To get started, download the SQLite executable and the movies.db file. Once SQLite is installed, if you open a console and navigate to the location of your downloaded movies.db file and type:
sqlite3 movies.db
you will be at a SQL prompt ready to go.
Slightly Contrived Problem
You are in charge of assigning movies to movie reviewers. You have a list of movies, and a list of reviews tagged with the reviewer. When a reviewer asks for an assignment, you must assign him or her a movie that:
- They have not yet reviewed.
- Has only been reviewed by at most N other reviewers.
- Of the movies that fit criteria 1 and 2, each movie is just as likely to be assigned.
In summary, if we take N to be 1, you just want every movie to be reviewed by 1 reviewer, and you want every movie to have an equal chance of being reviewed.
For the purpose of this post, your data is stored in a database with the following two tables:
Movies Table
id | name | length | year |
1 | The Shawshank Redemption | 2.5 | 1994 |
2 | The Dark Knight | 3 | 2008 |
3 | Fight Club | 2 | 1999 |
4 | Goodfellas | 2 | 1990 |
5 | Casablanca | 2 | 1942 |
Reviews Table
id | reviewer | rating | movie |
1 | Grumpy | 0 | 4 |
2 | Happy | 5 | 2 |
3 | Sleepy | ? | 3 |
4 | Martin | 5 | 4 |
How I would solve this with brute-force, mediocre SQL
Sleepy wants his next assignment. The simplest solution to the problem is to:
- Do a select on the reviews table for all reviews by Sleepy.
- Do a select on the movies table, selecting all movies whose ids are not in the list created in step 1.
- Iterate through the list of movies from step 2, querying the review table for reviews for that movie. Then choose (at random) a movie whose number of reviews is < N.
Lets work through this at the SQLite prompt:
sqlite> SELECT * FROM reviews WHERE reviewer='Sleepy';
3|Sleepy|?|3
Then generate a SQL query on the movies table to grab all the movies Sleepy has not yet reviewed.
sqlite> SELECT * FROM movies WHERE id NOT IN (3);
1|The Shawshank Redemption|2.5 hours|1994
2|The Dark Knight|3 hours|2008
4|Goodfellas|2 hours|1990
5|Casablanca|2 hours|1942
Finally, iterate through each movie returned in the previous query, constructing a query to count the number of reviews for that movie.
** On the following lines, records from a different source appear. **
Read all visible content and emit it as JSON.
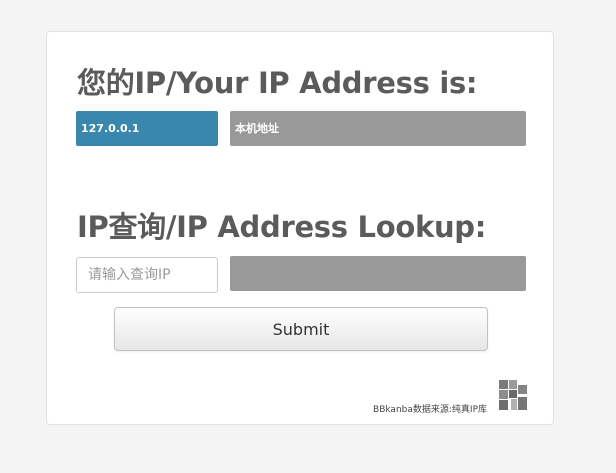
{
  "your_ip": {
    "heading": "您的IP/Your IP Address is:",
    "ip_value": "127.0.0.1",
    "location_value": "本机地址"
  },
  "lookup": {
    "heading": "IP查询/IP Address Lookup:",
    "input_placeholder": "请输入查询IP",
    "input_value": "",
    "result_value": "",
    "submit_label": "Submit"
  },
  "footer": {
    "source_text": "BBkanba数据来源:纯真IP库",
    "logo_icon": "bbkanba-logo-icon"
  },
  "colors": {
    "ip_badge": "#3a87ad",
    "gray_badge": "#999999",
    "heading_text": "#5b5b5b"
  }
}
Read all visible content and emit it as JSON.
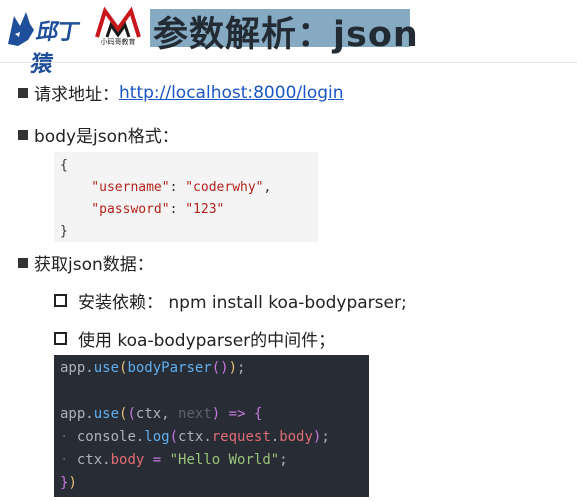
{
  "header": {
    "logo_left_text": "邱丁猿",
    "logo_right_sub": "小码哥教育",
    "title": "参数解析：json"
  },
  "bullets": {
    "b1_label": "请求地址：",
    "b1_link": "http://localhost:8000/login",
    "b2_label": "body是json格式：",
    "b3_label": "获取json数据：",
    "sub1": "安装依赖： npm install koa-bodyparser;",
    "sub2": "使用 koa-bodyparser的中间件；"
  },
  "json_lines": [
    "{",
    "    \"username\": \"coderwhy\",",
    "    \"password\": \"123\"",
    "}"
  ],
  "code_lines": [
    "app.use(bodyParser());",
    "",
    "app.use((ctx, next) => {",
    "  console.log(ctx.request.body);",
    "  ctx.body = \"Hello World\";",
    "})"
  ],
  "colors": {
    "title_bg": "#86aac2",
    "link": "#1a56c6",
    "code_bg": "#282c34",
    "json_bg": "#f4f4f4"
  }
}
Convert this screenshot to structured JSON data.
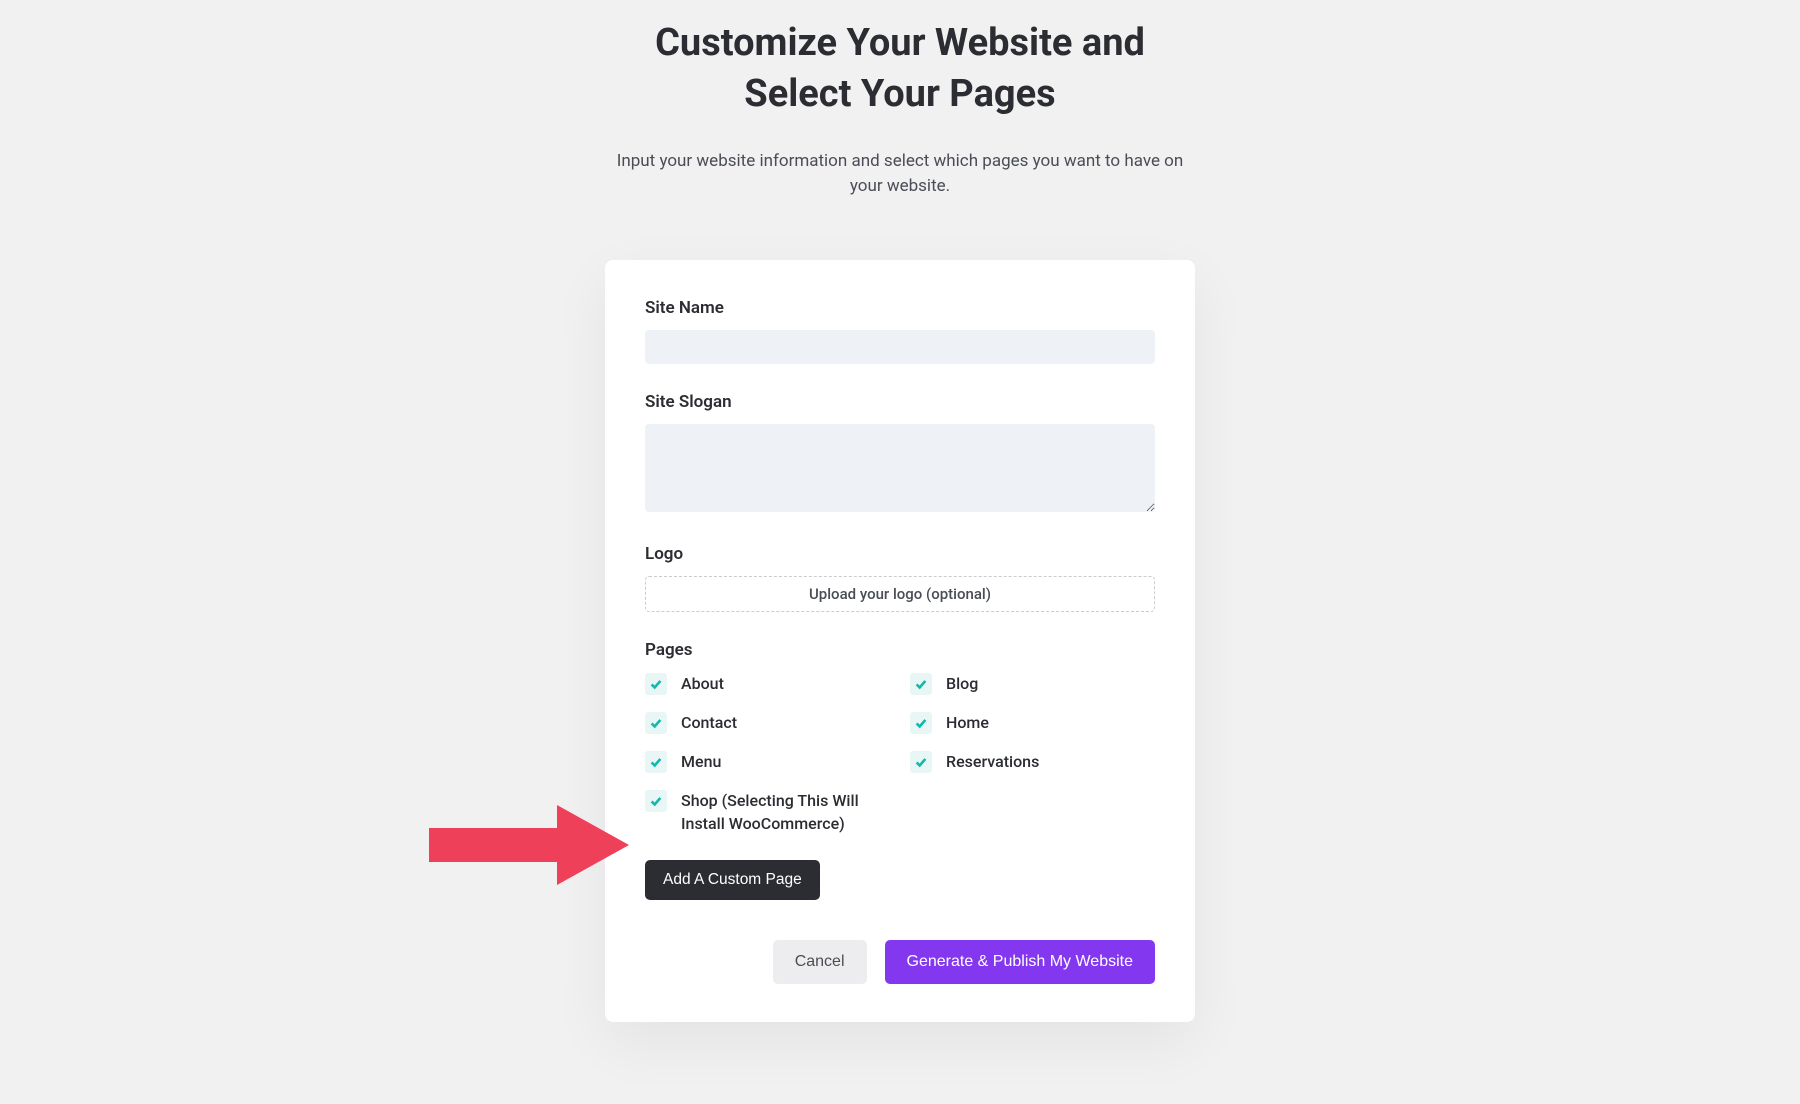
{
  "title_line1": "Customize Your Website and",
  "title_line2": "Select Your Pages",
  "subtitle": "Input your website information and select which pages you want to have on your website.",
  "form": {
    "site_name_label": "Site Name",
    "site_name_value": "",
    "site_slogan_label": "Site Slogan",
    "site_slogan_value": "",
    "logo_label": "Logo",
    "logo_upload_text": "Upload your logo (optional)",
    "pages_label": "Pages",
    "pages": [
      {
        "label": "About",
        "checked": true
      },
      {
        "label": "Blog",
        "checked": true
      },
      {
        "label": "Contact",
        "checked": true
      },
      {
        "label": "Home",
        "checked": true
      },
      {
        "label": "Menu",
        "checked": true
      },
      {
        "label": "Reservations",
        "checked": true
      },
      {
        "label": "Shop (Selecting This Will Install WooCommerce)",
        "checked": true
      }
    ],
    "add_custom_page_label": "Add A Custom Page"
  },
  "buttons": {
    "cancel": "Cancel",
    "generate": "Generate & Publish My Website"
  },
  "annotation": {
    "arrow_color": "#ef4059"
  }
}
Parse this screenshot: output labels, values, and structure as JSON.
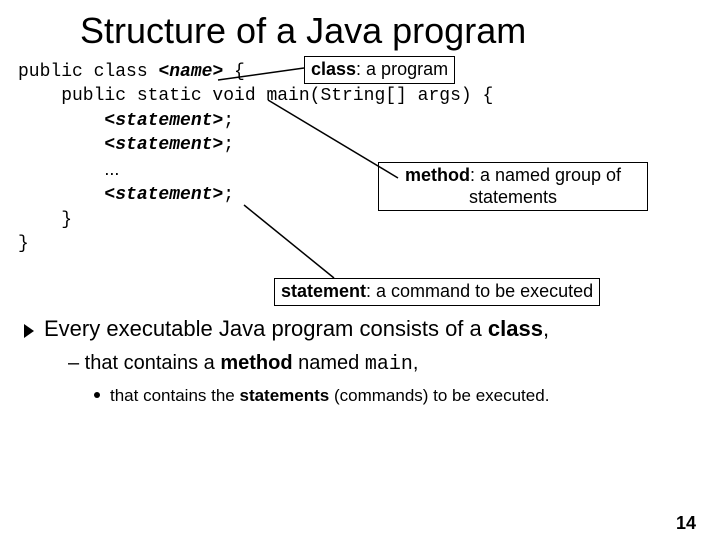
{
  "title": "Structure of a Java program",
  "code": {
    "l1a": "public class ",
    "l1b": "<name>",
    "l1c": " {",
    "l2": "    public static void main(String[] args) {",
    "stmt": "<statement>",
    "semi": ";",
    "dots": "...",
    "l7": "    }",
    "l8": "}"
  },
  "callouts": {
    "class_b": "class",
    "class_rest": ": a program",
    "method_b": "method",
    "method_rest": ": a named group of statements",
    "statement_b": "statement",
    "statement_rest": ": a command to be executed"
  },
  "bullets": {
    "b1a": "Every executable Java program consists of a ",
    "b1b": "class",
    "b1c": ",",
    "b2a": "– that contains a ",
    "b2b": "method",
    "b2c": " named ",
    "b2d": "main",
    "b2e": ",",
    "b3a": "that contains the ",
    "b3b": "statements",
    "b3c": " (commands) to be executed."
  },
  "page": "14"
}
sqlite> SELECT COUNT(*) FROM reviews WHERE movie = 1;
0
sqlite> SELECT COUNT(*) FROM reviews WHERE movie = 2;
1
sqlite> SELECT COUNT(*) FROM reviews WHERE movie = 4;
2
sqlite> SELECT COUNT(*) FROM reviews WHERE movie = 5;
0
Shawshank had no reviews, The Dark Knight had 1 review, Goodfellas had 2 reviews, and Casablanca had no reviews. If N was equal to 1, randomly choose between Shawshank and Casablanca, assigning one of them to Sleepy. All done!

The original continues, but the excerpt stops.